Vegan Bulgogi

By Alex Castroverde

While I’ve been pescatarian for the last five years, I often found myself cheating when it came to indulging in the savory wonders of Korean BBQ or bulgogi.  However, now, I’ve committed fully to vegetarianism, relinquishing my love for KBBQ. Yet, I often miss eating bulgogi, so to curb my cravings, I have created a recipe that enables you to indulge in bulgogi sans meat.  Combining my mom’s marvelous marinade with my very own twist, this recipe is bound to be a hit! 

Photo by Ryan Kwok on Unsplash

Photo by Ryan Kwok on Unsplash


Ingredients: 

1 lb of shiitake mushrooms

1 carrot

1 green onion

2 tbsp of white sugar

1 onion

2 chopped garlic 

1 tbsp of sesame oil 

1 tbsp of honey

½ of a pear

½ cup of soy sauce




 

Directions: 

  1. Peel skin off of carrots, ginger, and pear. Julienne all three (cut into matchstick shapes) and place in a bowl.

  2. Peel and dice onion. Start by cutting the top off the onion, keeping the roots intact.
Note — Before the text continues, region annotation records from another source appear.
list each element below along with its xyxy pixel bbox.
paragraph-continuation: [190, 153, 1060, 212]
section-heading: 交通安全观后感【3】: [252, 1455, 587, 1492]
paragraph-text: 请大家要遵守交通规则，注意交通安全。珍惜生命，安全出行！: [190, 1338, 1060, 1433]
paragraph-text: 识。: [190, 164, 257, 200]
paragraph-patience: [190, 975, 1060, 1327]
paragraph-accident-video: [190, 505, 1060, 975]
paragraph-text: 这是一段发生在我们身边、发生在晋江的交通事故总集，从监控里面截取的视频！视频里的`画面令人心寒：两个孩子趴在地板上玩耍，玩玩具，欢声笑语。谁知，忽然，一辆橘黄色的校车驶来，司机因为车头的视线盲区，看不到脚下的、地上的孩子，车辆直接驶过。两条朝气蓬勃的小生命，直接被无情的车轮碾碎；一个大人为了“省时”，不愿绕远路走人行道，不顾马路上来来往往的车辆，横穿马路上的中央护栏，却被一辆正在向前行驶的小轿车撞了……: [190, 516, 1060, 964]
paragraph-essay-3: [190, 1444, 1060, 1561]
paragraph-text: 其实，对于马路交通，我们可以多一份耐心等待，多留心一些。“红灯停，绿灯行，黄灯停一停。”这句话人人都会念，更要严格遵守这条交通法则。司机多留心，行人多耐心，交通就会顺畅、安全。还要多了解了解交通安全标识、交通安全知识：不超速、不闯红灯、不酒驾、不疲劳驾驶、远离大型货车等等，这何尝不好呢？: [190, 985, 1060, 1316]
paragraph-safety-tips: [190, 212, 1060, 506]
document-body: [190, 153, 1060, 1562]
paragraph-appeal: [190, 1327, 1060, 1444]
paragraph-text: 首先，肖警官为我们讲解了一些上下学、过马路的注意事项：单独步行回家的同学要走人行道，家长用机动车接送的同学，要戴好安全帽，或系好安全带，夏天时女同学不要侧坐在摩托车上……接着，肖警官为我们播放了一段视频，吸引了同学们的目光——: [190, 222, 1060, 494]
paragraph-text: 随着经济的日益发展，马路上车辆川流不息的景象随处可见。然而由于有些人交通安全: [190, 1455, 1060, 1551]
Cut the onion in half (roots to tip). Then, cut the onion against the grain and place it in the bowl.

  3. Peel and mince the garlic. Place the garlic in the bowl. 

  4. Add all the remaining ingredients (including mushrooms) into the bowl and mix. 

  5. On a hot skillet, add the marinated ingredients and cook them at medium heat. To know when everything is cooked, scrape the spatula along the bottom of the pan. If the liquids slowly moving back to its original shape, they are ready.

  6. The vegan bulgogi is ready. Eat with rice or a wrap with red lettuce leaves, garlic, gochujang, and kimchi.